Charles Derleth, Jr.
Charles Derleth, Jr.
Civil Engineer – Structural Designer – Bridge Builder – Constructor
Bridges – Tunnels – Buildings – Docks – Water Works – Dams
Ninth National Honor Member Nominated by the University of California Chapter
Typifying scholarship, character, practicality, and sociability, his monument will ever be the construction of the Golden Gate and the San Francisco-Oakland Bay Bridges, for which he served as consulting engineer. But Charles Derleth, Jr., was chief engineer also on the Carquinez Strait Highway Bridge, and consulting engineer on the Oakland Estuary Tunnel, the Broadway tunnels in Oakland, and numerous other structures-buildings, docks, water works, dams, bridges, highways, etc.-in New York State and on the Pacific Coast of the United States.

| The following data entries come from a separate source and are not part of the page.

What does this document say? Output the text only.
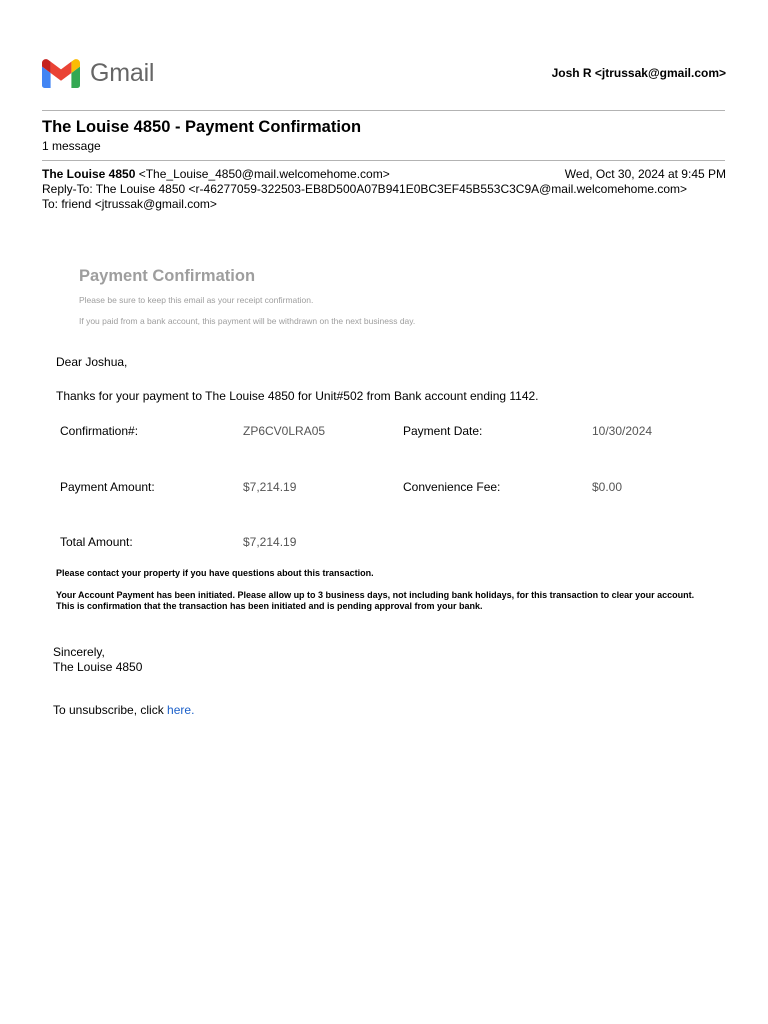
Gmail	Josh R <jtrussak@gmail.com>
The Louise 4850 - Payment Confirmation
1 message
The Louise 4850 <The_Louise_4850@mail.welcomehome.com>	Wed, Oct 30, 2024 at 9:45 PM
Reply-To: The Louise 4850 <r-46277059-322503-EB8D500A07B941E0BC3EF45B553C3C9A@mail.welcomehome.com>
To: friend <jtrussak@gmail.com>
Payment Confirmation
Please be sure to keep this email as your receipt confirmation.
If you paid from a bank account, this payment will be withdrawn on the next business day.
Dear Joshua,
Thanks for your payment to The Louise 4850 for Unit#502 from Bank account ending 1142.
Confirmation#:	ZP6CV0LRA05	Payment Date:	10/30/2024
Payment Amount:	$7,214.19	Convenience Fee:	$0.00
Total Amount:	$7,214.19
Please contact your property if you have questions about this transaction.
Your Account Payment has been initiated. Please allow up to 3 business days, not including bank holidays, for this transaction to clear your account. This is confirmation that the transaction has been initiated and is pending approval from your bank.
Sincerely,
The Louise 4850
To unsubscribe, click here.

Born in New York City, October 2, 1874, he graduated from the College of the City of New York in 1894. He obtained his degree of civil engineer at Columbia University two years later, and taught civil engineering as instructor and lecturer at Columbia between 1896 and 1901. He was professor of civil engineering at the University of Colorado for the two years 1901 and 1903. During his connection with Columbia, he also acted in the capacity of consulting engineer. His largest project of that period, and the one of which he was the proudest, was the City Island Bridge, for which he made the design calculations and drew up the plans.
In 1903, he went to the University of California as an associate professor of structural engineering. Then, in 1907, he was appointed to serve simultaneously as professor of civil engineering and Dean of the College of Civil Engineering, and in their many subdivisions such as sanitary engineering, transportation, irrigation engineering, etc. In 1930, he earned his LL.D. degree at the university and thereafter served solely as dean. In 1942, he retired from his post at the university, and on his 70th birthday, October 2, 1944, he was honored with the title of Professor of Civil Engineering, Emeritus. He died June 13, 1956.
Dean Derleth had an active career in the practice of engineering beginning in 1896. For more than twenty years, he was consulting engineer for the University of California buildings at Berkeley, including such structures as California Hall, Agriculture and Hillgard Halls, Wheeler Hall, Doe Library, Gilman Hall, LeConte Hall, Stephens Union, and the Sather Tower.
He was consulting engineer from 1911 to 1916 in responsible charge of engineering work for the Bureau of Architecture of the City of San Francisco. Under his supervision many of the largest schools were built; also hospitals, almshouses, fire houses, emergency hospitals, etc. He was consulting engineer for the Civic Center and the designer of the San Francisco Auditorium. In 1937, he was chief consulting engineer for a vehicular tunnel through the mountains back of the East Bay cities in Alameda County.
He was an active member of the American Society of Civil Engineers, the Society for the Promotion of Engineering Education (later, the American Society for Engineering Education, ASEE), the International Society for Testing Materials, and the Seismological Society of America. His wide scope of interests extended well into the humanities, and he acquired many honors in his active career. He was honored by election to Phi Gamma Delta, Phi Beta Kappa, Sigma Xi, Tau Beta Pi, Sigma Iota Phi, Phi Phi, Golden Bear (University of California), and the Big C (University of California). He contributed sixty or more articles to the technical press, including such subjects as “The Engineer-Unemployment and leisure Time” and “Why the Engineering Profession Attracts Young Men.”
He was elected ninth National Honor Member of Chi Epsilon Fraternity by the Supreme Council, meeting in Conclave at Purdue University, December 18, 1936. An outgoing spirit of comradeship typifies Charles Derleth, Jr., making him among the most approachable of the great engineers in this era.